O acolhimento por parte do Hangar – Centro de Investigação Artística, desde o primeiro momento da nossa equipa nas suas instalações onde tivemos acesso ao estúdio para as gravações do podcast, conduzido por Júlia M. Tavares e videocast, apresentado por mim, ofereceu-nos o privilégio de trabalhar no centro de Lisboa cruzando-nos com artistas de todo o mundo.
Lembro também o apoio do TBA, que recebeu as sessões públicas do “Ritual de Escuta”, projeto apoiado pela DGArtes, que espelha a experiência de mulheres negras através de audiodramas, com direção artística de Carla Costa Gomes, em que envolvemos argumentistas e atrizes negras essencialmente, mas não exclusivamente.
A disponibilidade de reunir mulheres jornalistas dos PALOP, foi possível através da parceria com o Consórcio Media, Inovação da Comunicação Social (CMICS), da Guiné-Bissau, que se traduziu na realização do painel alusivo ao Dia Internacional Mulher Africana, moderado por Vanilza Agostinho da Silva em representação do CMICS.
E, claro, o apoio de todas as pessoas que nos acompanharam e contribuíram com apoio de várias maneiras, inclusive financeiro através da nossa primeira campanha de crowdfunding “Afrolis: Listening To Black and Racialized Women”.
Todas as iniciativas da Afrolis pautam-se pela visão de que as nossas narrativas importam, como tentei expressar através dos editorias publicados até ao dia de hoje e pelos contributos que abraçámos e considerámos refletir o nosso propósito.
No dia 3 de dezembro, juntamo-nos na Casa Mocambo, espaço que acolhe atividades da Afrolis, desde o início dos nossos trabalhos, e onde nos sentimos em casa, para fazer o balanço deste ano de trabalho.

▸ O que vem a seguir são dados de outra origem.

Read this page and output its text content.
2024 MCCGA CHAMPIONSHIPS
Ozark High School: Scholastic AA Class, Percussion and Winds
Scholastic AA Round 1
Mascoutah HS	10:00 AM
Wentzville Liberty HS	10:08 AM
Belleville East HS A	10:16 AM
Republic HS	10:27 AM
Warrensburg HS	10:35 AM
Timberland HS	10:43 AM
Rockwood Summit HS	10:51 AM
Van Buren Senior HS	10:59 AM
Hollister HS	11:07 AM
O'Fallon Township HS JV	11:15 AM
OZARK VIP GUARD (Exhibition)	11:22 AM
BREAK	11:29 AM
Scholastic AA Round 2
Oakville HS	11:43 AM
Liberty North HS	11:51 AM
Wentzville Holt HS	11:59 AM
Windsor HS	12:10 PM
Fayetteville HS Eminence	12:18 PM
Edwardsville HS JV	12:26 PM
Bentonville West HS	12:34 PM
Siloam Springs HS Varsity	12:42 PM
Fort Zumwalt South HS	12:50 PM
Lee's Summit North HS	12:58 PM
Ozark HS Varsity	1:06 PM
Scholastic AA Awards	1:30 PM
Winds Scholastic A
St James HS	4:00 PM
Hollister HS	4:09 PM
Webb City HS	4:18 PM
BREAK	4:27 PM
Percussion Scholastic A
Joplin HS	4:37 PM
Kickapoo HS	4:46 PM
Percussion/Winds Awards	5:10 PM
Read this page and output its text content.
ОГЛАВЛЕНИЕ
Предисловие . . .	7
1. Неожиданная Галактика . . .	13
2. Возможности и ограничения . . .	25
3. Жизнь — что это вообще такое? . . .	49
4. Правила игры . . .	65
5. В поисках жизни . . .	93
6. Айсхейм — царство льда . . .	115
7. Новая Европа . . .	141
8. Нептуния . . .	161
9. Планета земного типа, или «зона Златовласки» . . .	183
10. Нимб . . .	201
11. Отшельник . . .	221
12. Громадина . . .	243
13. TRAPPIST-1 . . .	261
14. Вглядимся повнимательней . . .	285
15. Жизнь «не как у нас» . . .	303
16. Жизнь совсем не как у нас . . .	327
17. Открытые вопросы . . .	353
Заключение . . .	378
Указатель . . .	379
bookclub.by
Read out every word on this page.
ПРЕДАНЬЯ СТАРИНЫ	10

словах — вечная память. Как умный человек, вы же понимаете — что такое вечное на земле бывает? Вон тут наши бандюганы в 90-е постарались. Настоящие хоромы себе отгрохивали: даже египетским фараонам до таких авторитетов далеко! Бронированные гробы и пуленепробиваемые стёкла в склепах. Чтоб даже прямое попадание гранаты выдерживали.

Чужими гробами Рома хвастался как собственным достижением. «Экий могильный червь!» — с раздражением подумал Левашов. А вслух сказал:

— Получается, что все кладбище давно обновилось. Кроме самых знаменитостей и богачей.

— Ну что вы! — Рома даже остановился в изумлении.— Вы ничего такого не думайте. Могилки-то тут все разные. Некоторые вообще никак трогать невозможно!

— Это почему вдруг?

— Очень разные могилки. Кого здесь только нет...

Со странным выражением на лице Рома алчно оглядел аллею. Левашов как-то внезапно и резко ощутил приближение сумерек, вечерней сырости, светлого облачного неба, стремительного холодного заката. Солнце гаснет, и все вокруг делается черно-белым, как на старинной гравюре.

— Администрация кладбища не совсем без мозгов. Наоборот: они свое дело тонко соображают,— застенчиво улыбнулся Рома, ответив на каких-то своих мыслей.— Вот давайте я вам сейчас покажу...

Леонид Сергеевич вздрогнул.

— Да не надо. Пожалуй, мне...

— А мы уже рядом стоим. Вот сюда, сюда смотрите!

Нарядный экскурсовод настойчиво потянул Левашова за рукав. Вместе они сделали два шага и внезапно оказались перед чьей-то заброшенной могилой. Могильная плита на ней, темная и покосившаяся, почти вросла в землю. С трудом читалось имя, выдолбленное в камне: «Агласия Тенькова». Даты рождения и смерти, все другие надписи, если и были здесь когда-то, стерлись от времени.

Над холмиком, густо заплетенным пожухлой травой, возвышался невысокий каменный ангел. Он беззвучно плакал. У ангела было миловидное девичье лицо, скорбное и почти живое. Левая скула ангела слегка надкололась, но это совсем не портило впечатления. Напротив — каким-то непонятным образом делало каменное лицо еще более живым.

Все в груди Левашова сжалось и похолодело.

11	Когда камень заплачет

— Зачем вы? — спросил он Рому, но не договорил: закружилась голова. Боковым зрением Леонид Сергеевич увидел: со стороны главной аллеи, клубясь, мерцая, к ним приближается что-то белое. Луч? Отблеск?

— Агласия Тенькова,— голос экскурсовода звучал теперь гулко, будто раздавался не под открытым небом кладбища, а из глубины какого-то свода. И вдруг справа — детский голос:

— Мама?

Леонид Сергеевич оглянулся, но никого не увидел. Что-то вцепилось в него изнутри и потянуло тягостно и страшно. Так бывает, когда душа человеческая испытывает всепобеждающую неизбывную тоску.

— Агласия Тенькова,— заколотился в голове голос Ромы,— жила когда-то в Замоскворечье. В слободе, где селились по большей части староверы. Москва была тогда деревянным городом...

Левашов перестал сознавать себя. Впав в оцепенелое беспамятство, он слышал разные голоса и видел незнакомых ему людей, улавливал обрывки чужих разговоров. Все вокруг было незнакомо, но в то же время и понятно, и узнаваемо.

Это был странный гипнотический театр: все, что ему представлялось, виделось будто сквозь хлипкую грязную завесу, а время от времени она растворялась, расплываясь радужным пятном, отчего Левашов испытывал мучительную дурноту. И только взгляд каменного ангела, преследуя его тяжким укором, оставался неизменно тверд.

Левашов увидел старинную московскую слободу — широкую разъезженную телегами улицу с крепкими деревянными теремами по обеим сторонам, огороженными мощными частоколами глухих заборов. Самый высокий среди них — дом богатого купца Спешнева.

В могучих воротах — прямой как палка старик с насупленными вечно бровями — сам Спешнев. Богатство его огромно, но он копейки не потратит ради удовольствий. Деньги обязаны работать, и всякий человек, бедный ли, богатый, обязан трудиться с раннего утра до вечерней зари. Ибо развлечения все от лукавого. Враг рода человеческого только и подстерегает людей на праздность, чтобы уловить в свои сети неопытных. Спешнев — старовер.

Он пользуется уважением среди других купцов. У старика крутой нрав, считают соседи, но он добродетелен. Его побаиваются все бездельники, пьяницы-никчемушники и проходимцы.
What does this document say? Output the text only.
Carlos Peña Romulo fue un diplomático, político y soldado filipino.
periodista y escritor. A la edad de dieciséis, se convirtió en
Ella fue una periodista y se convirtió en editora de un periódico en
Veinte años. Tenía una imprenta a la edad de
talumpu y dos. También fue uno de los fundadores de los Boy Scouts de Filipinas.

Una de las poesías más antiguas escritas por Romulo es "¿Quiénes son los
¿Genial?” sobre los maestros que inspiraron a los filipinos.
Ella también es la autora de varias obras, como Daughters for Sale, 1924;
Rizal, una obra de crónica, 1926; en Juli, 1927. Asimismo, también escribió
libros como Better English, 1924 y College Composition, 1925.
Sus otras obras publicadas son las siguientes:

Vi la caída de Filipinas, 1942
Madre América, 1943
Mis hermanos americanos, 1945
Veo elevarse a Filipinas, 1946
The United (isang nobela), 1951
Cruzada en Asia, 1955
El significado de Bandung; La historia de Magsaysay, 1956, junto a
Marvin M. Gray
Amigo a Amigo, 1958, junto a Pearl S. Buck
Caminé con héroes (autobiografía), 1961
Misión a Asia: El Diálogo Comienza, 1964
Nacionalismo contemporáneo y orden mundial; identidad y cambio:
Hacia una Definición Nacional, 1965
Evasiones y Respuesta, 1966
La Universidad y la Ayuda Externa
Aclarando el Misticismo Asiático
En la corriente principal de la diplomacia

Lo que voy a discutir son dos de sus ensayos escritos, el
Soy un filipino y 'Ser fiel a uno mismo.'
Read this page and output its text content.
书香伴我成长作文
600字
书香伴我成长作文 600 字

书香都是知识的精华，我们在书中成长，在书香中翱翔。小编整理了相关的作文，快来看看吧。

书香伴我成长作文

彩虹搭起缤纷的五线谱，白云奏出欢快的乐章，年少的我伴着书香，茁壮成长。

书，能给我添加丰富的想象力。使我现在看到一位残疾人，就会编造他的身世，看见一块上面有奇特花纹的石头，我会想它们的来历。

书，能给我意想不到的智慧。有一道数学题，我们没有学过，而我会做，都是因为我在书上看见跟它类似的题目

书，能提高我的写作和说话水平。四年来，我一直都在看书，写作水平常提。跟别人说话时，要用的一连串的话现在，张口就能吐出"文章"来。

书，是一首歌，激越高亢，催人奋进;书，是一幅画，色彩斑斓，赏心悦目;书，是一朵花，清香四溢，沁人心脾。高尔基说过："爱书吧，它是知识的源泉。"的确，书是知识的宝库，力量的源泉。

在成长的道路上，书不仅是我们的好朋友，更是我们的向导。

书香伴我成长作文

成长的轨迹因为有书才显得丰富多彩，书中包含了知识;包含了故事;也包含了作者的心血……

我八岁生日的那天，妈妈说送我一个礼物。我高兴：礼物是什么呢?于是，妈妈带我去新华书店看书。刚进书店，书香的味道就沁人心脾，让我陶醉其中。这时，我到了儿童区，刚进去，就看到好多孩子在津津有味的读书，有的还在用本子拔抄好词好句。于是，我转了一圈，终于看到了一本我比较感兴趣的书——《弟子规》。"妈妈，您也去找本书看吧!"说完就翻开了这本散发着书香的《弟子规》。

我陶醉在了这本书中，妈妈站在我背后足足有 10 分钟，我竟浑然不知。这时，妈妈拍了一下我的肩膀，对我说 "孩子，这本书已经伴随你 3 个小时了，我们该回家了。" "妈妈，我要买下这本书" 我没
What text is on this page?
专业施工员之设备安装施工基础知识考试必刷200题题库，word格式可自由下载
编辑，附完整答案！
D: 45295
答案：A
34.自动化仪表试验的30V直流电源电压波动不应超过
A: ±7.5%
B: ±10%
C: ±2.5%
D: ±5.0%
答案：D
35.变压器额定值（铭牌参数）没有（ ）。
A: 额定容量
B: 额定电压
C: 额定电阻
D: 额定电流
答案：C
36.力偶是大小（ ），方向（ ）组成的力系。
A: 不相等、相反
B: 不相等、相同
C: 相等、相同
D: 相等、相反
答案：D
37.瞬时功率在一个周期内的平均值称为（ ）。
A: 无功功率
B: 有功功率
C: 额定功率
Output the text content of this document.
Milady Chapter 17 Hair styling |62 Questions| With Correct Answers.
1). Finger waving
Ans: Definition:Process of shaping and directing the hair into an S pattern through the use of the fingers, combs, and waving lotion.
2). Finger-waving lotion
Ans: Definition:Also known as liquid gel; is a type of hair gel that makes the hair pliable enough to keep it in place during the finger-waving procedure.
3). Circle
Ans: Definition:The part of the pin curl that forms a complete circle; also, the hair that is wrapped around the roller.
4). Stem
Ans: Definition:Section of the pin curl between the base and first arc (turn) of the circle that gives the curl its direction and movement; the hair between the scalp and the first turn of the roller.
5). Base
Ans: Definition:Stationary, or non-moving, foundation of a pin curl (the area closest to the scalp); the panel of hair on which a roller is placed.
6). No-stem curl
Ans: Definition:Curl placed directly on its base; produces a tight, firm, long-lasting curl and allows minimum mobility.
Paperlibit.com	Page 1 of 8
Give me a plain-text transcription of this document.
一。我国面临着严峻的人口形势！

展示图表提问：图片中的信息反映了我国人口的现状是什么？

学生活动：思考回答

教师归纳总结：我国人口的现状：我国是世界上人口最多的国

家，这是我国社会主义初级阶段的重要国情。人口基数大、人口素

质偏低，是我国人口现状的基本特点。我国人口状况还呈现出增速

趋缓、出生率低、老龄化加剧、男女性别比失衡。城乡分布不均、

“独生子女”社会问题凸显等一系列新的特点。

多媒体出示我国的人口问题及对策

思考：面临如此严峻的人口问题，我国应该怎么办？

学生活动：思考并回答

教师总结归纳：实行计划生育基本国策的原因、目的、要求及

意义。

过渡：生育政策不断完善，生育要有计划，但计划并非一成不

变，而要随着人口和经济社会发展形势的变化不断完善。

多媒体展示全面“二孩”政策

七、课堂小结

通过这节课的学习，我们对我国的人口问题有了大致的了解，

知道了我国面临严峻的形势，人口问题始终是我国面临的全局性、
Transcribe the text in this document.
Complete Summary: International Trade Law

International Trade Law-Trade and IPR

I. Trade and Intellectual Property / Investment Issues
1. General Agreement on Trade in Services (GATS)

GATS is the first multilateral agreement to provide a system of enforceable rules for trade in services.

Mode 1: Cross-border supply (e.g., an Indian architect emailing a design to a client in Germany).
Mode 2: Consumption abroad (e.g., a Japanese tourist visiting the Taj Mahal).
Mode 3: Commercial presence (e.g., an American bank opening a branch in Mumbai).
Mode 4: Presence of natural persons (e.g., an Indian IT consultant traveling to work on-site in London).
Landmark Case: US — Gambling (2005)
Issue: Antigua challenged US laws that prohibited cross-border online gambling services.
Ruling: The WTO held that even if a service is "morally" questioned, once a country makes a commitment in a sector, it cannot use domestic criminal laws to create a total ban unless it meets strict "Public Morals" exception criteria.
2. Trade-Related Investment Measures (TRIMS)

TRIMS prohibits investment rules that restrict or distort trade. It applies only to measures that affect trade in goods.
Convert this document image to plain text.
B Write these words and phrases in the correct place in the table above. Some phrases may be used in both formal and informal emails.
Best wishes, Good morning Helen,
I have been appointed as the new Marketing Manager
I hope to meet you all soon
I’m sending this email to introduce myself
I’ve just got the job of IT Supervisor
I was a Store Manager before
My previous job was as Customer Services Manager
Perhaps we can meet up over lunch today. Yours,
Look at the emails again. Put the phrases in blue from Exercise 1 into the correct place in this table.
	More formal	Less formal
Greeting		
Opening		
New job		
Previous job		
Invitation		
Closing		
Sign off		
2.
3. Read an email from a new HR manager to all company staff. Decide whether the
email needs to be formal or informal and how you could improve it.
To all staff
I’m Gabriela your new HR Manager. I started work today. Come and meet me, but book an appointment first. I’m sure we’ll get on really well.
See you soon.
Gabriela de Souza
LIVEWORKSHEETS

Fica aqui também o convite para que nos acompanhem.
Se curadoria é o termo que vem do latim “curare”, que significa cuidar, zelar, tratar, esse propósito dificilmente se esgotará relativamente a esta comunidade que se tem vindo a formar há quase uma década. O projeto jornalístico da Afrolis.pt deixa aqui o seu “até já”, certo de que será seguido de uma nova curadoria.